Pedro Martinez est prêt à investir dans le projet

Pedro Martinez et Tim Raines ont été ovationnés par les dizaines de milliers de spectateurs réunis au Stade olympique pour le premier de deux matchs préparatoires mettant aux prises les Blue Jays de Toronto et les Red Sox de Boston.
Photo: Paul Chiasson La Presse canadienne Pedro Martinez et Tim Raines ont été ovationnés par les dizaines de milliers de spectateurs réunis au Stade olympique pour le premier de deux matchs préparatoires mettant aux prises les Blue Jays de Toronto et les Red Sox de Boston.

Pedro Martinez croit tellement au retour des Expos à Montréal que le membre du Temple de la renommée est prêt à investir dans le projet.

« J’adorerais cela. Tout ce que je pourrais faire pour aider, je le ferai, a-t-il déclaré. Je sais que le désir de revoir un club de baseball est réel et je suis prêt à faire n’importe quoi. Je ne sais pas combien je pourrais investir, mais j’aimerais bien que Montréal retrouve son équipe. »

Il ne sait pas si d’autres anciens Expos seraient prêts à investir dans ce projet, mais il verrait bien un ancien joueur comme Derek Jeter, qui a exprimé le désir de devenir propriétaire d’une équipe, se joindre à lui.

« Je ne peux parler que pour moi-même, mais je pense que si d’autres anciens avaient l’occasion de se joindre au projet, ils le feraient. Ça prendra un groupe de gens spéciaux pour ramener le baseball à Montréal, mais ça peut être fait.Quant à “D.J.”, je n’ai aucune idée de ce qu’il en pense. Mais ça ferait un excellent propriétaire. Ce serait un grand honneur qu’un gars comme Jeter se joigne à moi et au reste du groupe d’éventuels propriétaires. »

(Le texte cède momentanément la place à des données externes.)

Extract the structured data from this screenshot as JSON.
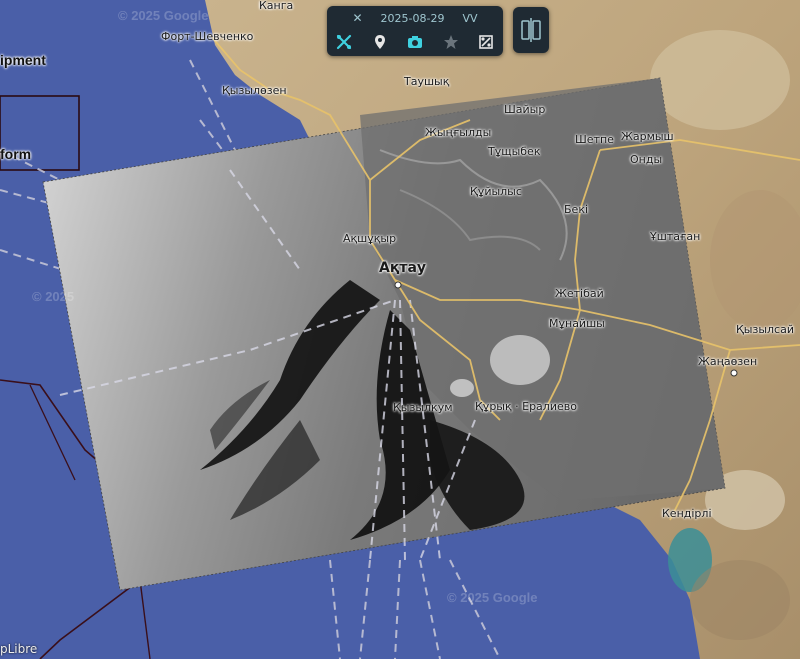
{
  "toolbar": {
    "date": "2025-08-29",
    "polarization": "VV",
    "icons": [
      "wrench-icon",
      "tools-icon",
      "place-pin-icon",
      "camera-icon",
      "star-icon",
      "crop-icon"
    ]
  },
  "split_button": {
    "icon": "split-view-icon"
  },
  "layer_labels": {
    "equipment": "ipment",
    "platform": "form"
  },
  "places": {
    "kanga": "Канга",
    "fort_shevchenko": "Форт-Шевченко",
    "kyzylozen": "Қызылөзен",
    "taushyk": "Таушық",
    "shaiyr": "Шайыр",
    "zhyngyldy": "Жыңғылды",
    "shetpe": "Шетпе",
    "zharmysh": "Жармыш",
    "ondy": "Онды",
    "tushchybek": "Тұщыбек",
    "kuiylys": "Құйылыс",
    "beki": "Бекі",
    "ushtagan": "Ұштаған",
    "akshukyr": "Ақшұқыр",
    "aktau": "Ақтау",
    "zhetibai": "Жетібай",
    "kyzylsai": "Қызылсай",
    "munaishy": "Мұнайшы",
    "zhanaozen": "Жаңаөзен",
    "kyzylkum": "Қызылкум",
    "kuryk": "Құрық · Ералиево",
    "kendirli": "Кендірлі"
  },
  "watermarks": [
    "© 2025 Google",
    "© 2025",
    "© 2025 Google",
    "© 2025 Google"
  ],
  "attribution": "pLibre"
}
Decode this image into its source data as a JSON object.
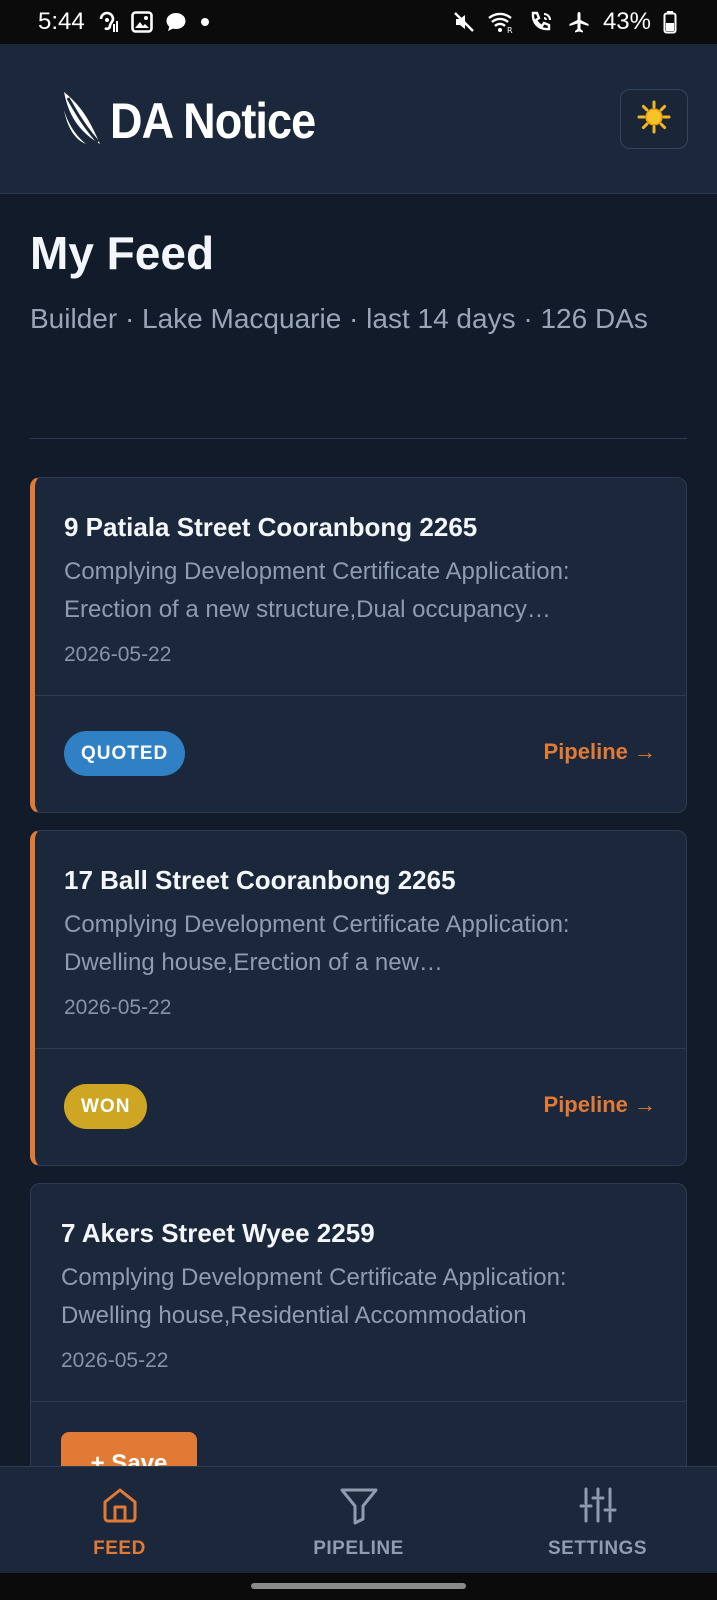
{
  "status_bar": {
    "time": "5:44",
    "battery": "43%",
    "left_icons": [
      "hearing-icon",
      "image-icon",
      "chat-bubble-icon",
      "dot-icon"
    ],
    "right_icons": [
      "mute-icon",
      "wifi-calling-icon",
      "phone-wifi-icon",
      "airplane-icon",
      "battery-icon"
    ]
  },
  "header": {
    "app_name": "DA Notice",
    "logo_icon": "leaf-icon",
    "theme_icon": "sun-icon"
  },
  "feed": {
    "title": "My Feed",
    "subtitle": "Builder · Lake Macquarie · last 14 days · 126 DAs"
  },
  "cards": [
    {
      "address": "9 Patiala Street Cooranbong 2265",
      "description_line1": "Complying Development Certificate Application:",
      "description_line2": "Erection of a new structure,Dual occupancy…",
      "date": "2026-05-22",
      "status": "QUOTED",
      "status_color": "#2f80c4",
      "action": "Pipeline →"
    },
    {
      "address": "17 Ball Street Cooranbong 2265",
      "description_line1": "Complying Development Certificate Application:",
      "description_line2": "Dwelling house,Erection of a new…",
      "date": "2026-05-22",
      "status": "WON",
      "status_color": "#cfa623",
      "action": "Pipeline →"
    },
    {
      "address": "7 Akers Street Wyee 2259",
      "description_line1": "Complying Development Certificate Application:",
      "description_line2": "Dwelling house,Residential Accommodation",
      "date": "2026-05-22",
      "action": "+ Save"
    }
  ],
  "nav": {
    "feed": "FEED",
    "pipeline": "PIPELINE",
    "settings": "SETTINGS",
    "active": "feed",
    "accent_color": "#e07a35"
  }
}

Martinez croit que la clé réside en l’engagement du maire envers la construction d’un stade. « Il doit se commettre pour un stade au centre-ville et il doit trouver les gens pour le bâtir. »

Martinez, qui a été honoré en compagnie de Tim Raines avant la rencontre préparatoire remportée 4-2 par les Red Sox de Boston aux dépens des Blue Jays de Toronto, était ravi de se trouver à Montréal.

« C’est un moment que j’attendais depuis 1997. Quand on m’a remis mon trophée Cy Young — le seul dans l’histoire des Expos —, de ne pas pouvoir célébrer cela avec les partisans, ça m’attristait. Cette fois, après tout ce qui m’est arrivé et mon intronisation au Temple de la renommée, je peux dire que c’est ma façon de remettre aux partisans, pour ce qu’ils ont fait pour moi. Les Expos sont l’équipe qui m’a permis de devenir le lanceur que je suis devenu. »

Il a d’ailleurs livré un vibrant plaidoyer en faveur d’un retour du baseball devant les 52 682 spectateurs qui ont assisté à la rencontre.

« C’est comme si j’étais de retour à la maison, a lancé Martinez, qui a remporté le premier de ses trois trophées Cy Young avec les Expos, en 1997. Je peux vous dire une chose ce soir : Montréal est une ville de baseball. […] S’il-vous-plaît, MLB, revenez à Montréal. »

Il en a rajouté en présence des médias.

« À chaque fois que j’ai l’occasion de dire que Montréal est une ville de baseball, je le fais. L’accueil que j’ai reçu ce soir, c’est le genre d’accueil auquel j’ai été habitué au cours de mes années ici. Puis, on leur a volé leur équipe. Quel intérêt y avait-il pour les partisans de se faire voler leurs meilleurs joueurs à chaque occasion ? Alors je suis très excité de voir ça et souhaitons que tout le monde dans le baseball — et tous ceux qui sont prêts à investir dans le baseball — l’ont vu. Je sais de quoi je parle : Montréal est une ville de baseball. C’est toute une affirmation [tous ces partisans pour des matchs préaratoires]. Ça fait trois ans et les partisans ne cessent de se présenter. Ça veut dire, ici et maintenant, que les gens sont prêts à encourager une équipe. »

Ému, Raines a de son côté remercié les partisans avant d’ajouter qu’il souhaitait lui aussi que le baseball revienne dans la métropole.

« Mon plus beau souvenir demeure ma participation au match des étoiles de 1982, présenté ici, en compagnie de Steve Rodgers, Andre Dawson, Gary Carter et Al Oliver. Ensuite, c’est ma première présence dans les Majeures et à mon retour, en 2001, alors que les gens m’ont accordé une ovation debout tout au long de ma présence au bâton. »
 

Un hommage

Les deux hommes ont été honorés en compagnie d’Ellis Valentine, Marquis Grissom et Vladimir Guerrero. Après la présentation d’une brève vidéo relatant leurs exploits, les deux hommes ont effectué un lancer protocolaire.

Martinez a disputé quatre de ses 18 saisons dans le Baseball majeur avec les Expos, de 1994 à 1997, compilant une fiche de 55-33, avec une moyenne de points mérités de 3,06, 20 matchs complets, huit jeux blancs ainsi que 843 retraits sur des prises en 797 manches et un tiers.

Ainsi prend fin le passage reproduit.